To analyze .venv as the job test_job using the dedup_ignore.txt ignore set and outputting to stdout:

e4e_deduplication analyze -d .venv -j test_job -e ./dedup_ignore.txt 

This will output a list of duplicated paths, along with the associated hashes.

To test deleting the files in .venv/Scripts using the information from the job test_job and outputting the deletion script to delete.sh:

e4e_deduplication analyze -d .venv/Scripts -j test_job -s delete.sh

To actually delete the files in .venv/Scripts, simply execute delete.sh.

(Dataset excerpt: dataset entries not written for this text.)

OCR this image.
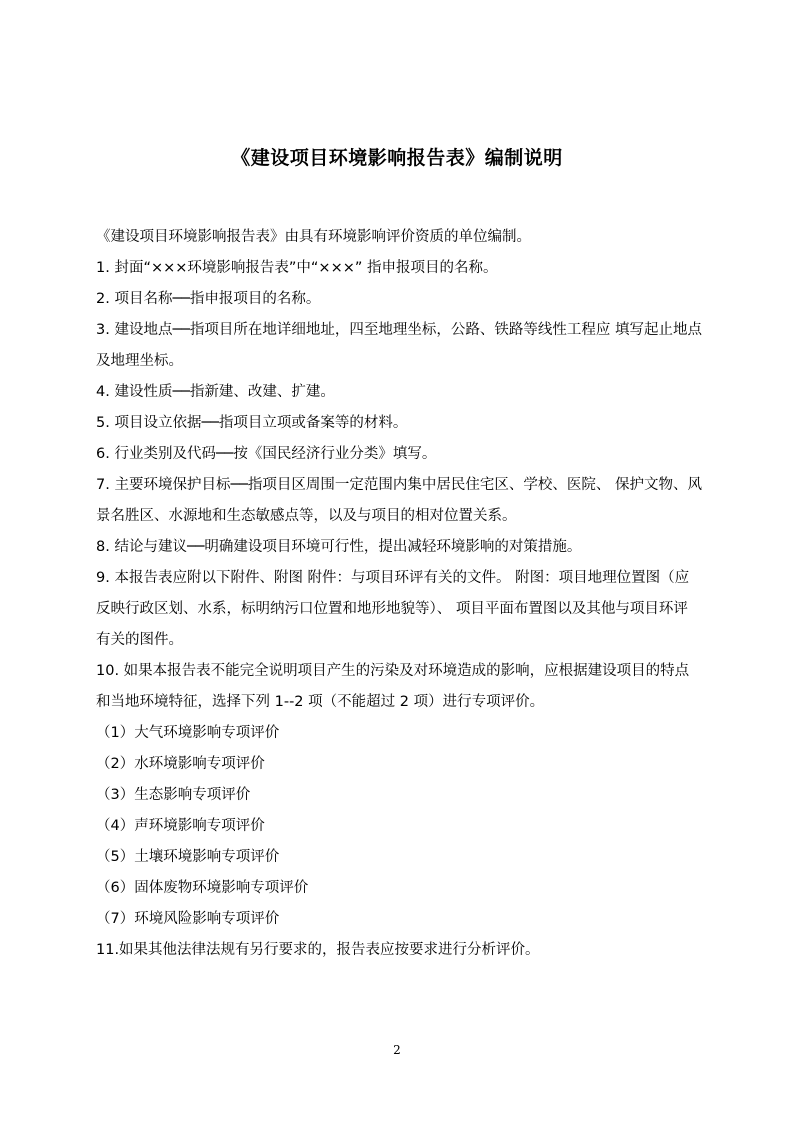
《建设项目环境影响报告表》编制说明

《建设项目环境影响报告表》由具有环境影响评价资质的单位编制。

1. 封面“×××环境影响报告表”中“×××” 指申报项目的名称。

2. 项目名称──指申报项目的名称。

3. 建设地点──指项目所在地详细地址，四至地理坐标，公路、铁路等线性工程应 填写起止地点及地理坐标。

4. 建设性质──指新建、改建、扩建。

5. 项目设立依据──指项目立项或备案等的材料。

6. 行业类别及代码──按《国民经济行业分类》填写。

7. 主要环境保护目标──指项目区周围一定范围内集中居民住宅区、学校、医院、 保护文物、风景名胜区、水源地和生态敏感点等，以及与项目的相对位置关系。

8. 结论与建议──明确建设项目环境可行性，提出减轻环境影响的对策措施。

9. 本报告表应附以下附件、附图 附件：与项目环评有关的文件。 附图：项目地理位置图（应反映行政区划、水系，标明纳污口位置和地形地貌等）、 项目平面布置图以及其他与项目环评有关的图件。

10. 如果本报告表不能完全说明项目产生的污染及对环境造成的影响，应根据建设项目的特点和当地环境特征，选择下列 1--2 项（不能超过 2 项）进行专项评价。

（1）大气环境影响专项评价

（2）水环境影响专项评价

（3）生态影响专项评价

（4）声环境影响专项评价

（5）土壤环境影响专项评价

（6）固体废物环境影响专项评价

（7）环境风险影响专项评价

11.如果其他法律法规有另行要求的，报告表应按要求进行分析评价。

2
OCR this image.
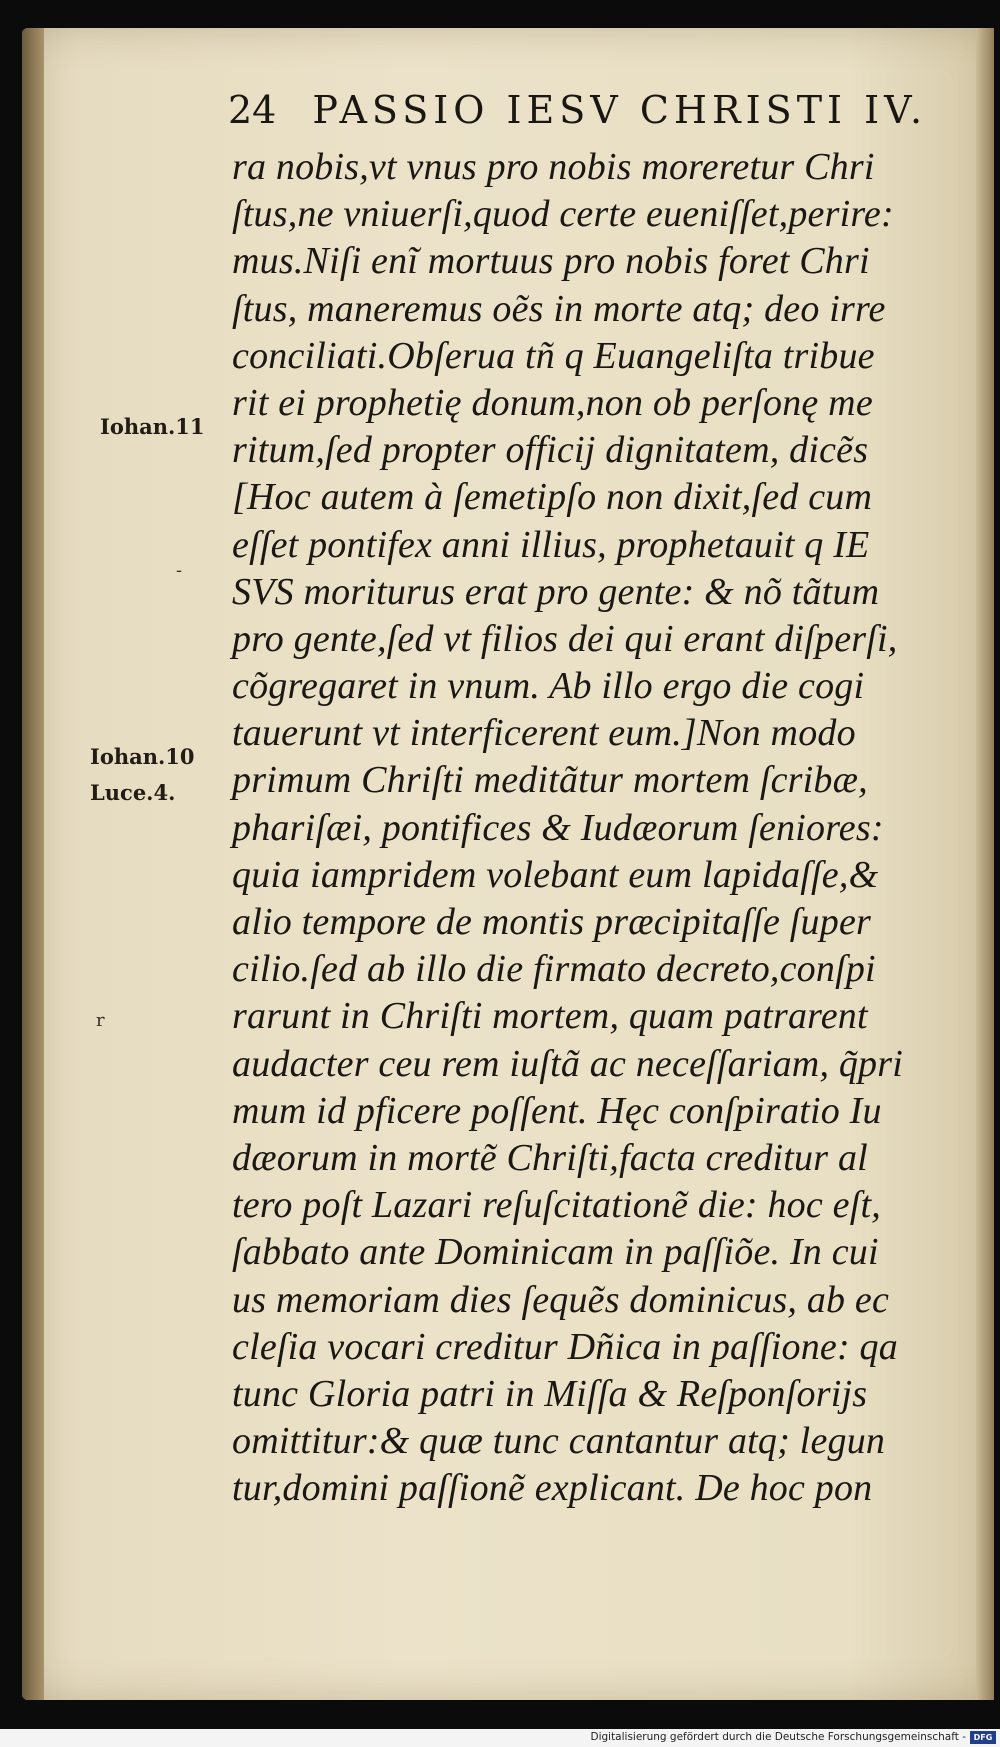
24 PASSIO IESV CHRISTI IV.
ra nobis,vt vnus pro nobis moreretur Chri
ſtus,ne vniuerſi,quod certe eueniſſet,perire:
mus.Niſi enĩ mortuus pro nobis foret Chri
ſtus, maneremus oẽs in morte atq; deo irre
conciliati.Obſerua tñ q Euangeliſta tribue
rit ei prophetię donum,non ob perſonę me
ritum,ſed propter officij dignitatem, dicẽs
[Hoc autem à ſemetipſo non dixit,ſed cum
eſſet pontifex anni illius, prophetauit q IE
SVS moriturus erat pro gente: & nõ tãtum
pro gente,ſed vt filios dei qui erant diſperſi,
cõgregaret in vnum. Ab illo ergo die cogi
tauerunt vt interficerent eum.]Non modo
primum Chriſti meditãtur mortem ſcribæ,
phariſæi, pontifices & Iudæorum ſeniores:
quia iampridem volebant eum lapidaſſe,&
alio tempore de montis præcipitaſſe ſuper
cilio.ſed ab illo die firmato decreto,conſpi
rarunt in Chriſti mortem, quam patrarent
audacter ceu rem iuſtã ac neceſſariam, q̃pri
mum id pficere poſſent. Hęc conſpiratio Iu
dæorum in mortẽ Chriſti,facta creditur al
tero poſt Lazari reſuſcitationẽ die: hoc eſt,
ſabbato ante Dominicam in paſſiõe. In cui
us memoriam dies ſequẽs dominicus, ab ec
cleſia vocari creditur Dñica in paſſione: qa
tunc Gloria patri in Miſſa & Reſponſorijs
omittitur:& quæ tunc cantantur atq; legun
tur,domini paſſionẽ explicant. De hoc pon
Iohan.11
Iohan.10
Luce.4.
-
r
Digitalisierung gefördert durch die Deutsche Forschungsgemeinschaft - DFG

To reset the job cache and reanalyze .venv:

e4e_deduplication analyze -d .venv --clear_cache

To upgrade a hostname agnostic job cache:

e4e_deduplication_config upgrade_cache -j test_job 

If we need to deduplicate a directory on a client (dronelab-nathan.ucsd.edu) against multiple directories on a server (e4e-nas.ucsd.edu):

nthui@e4e-nas:~$ e4e_deduplication analyze -e ./dedup_ignore.txt -j job_name -a analysis_report.txt -d server_dir1 -d server_dir2 -d server_dir3
nthui@e4e-nas:~$ e4e_deduplication export_cache -j job_name -o cache_export.csv
nthui@dronelab-nathan:~$ scp nthui@e4e-nas.ucsd.edu:~/cache_export.csv ./cache_export.csv
nthui@dronelab-nathan:~$ e4e_deduplication import_cache -i cache_export.csv -n job_name
nthui@dronelab-nathan:~$ e4e_deduplication delete -j job_name -e ./dedup_ignore.txt -s delete.cmd -d client_dir1
nthui@dronelab-nathan:~$ ./delete.cmd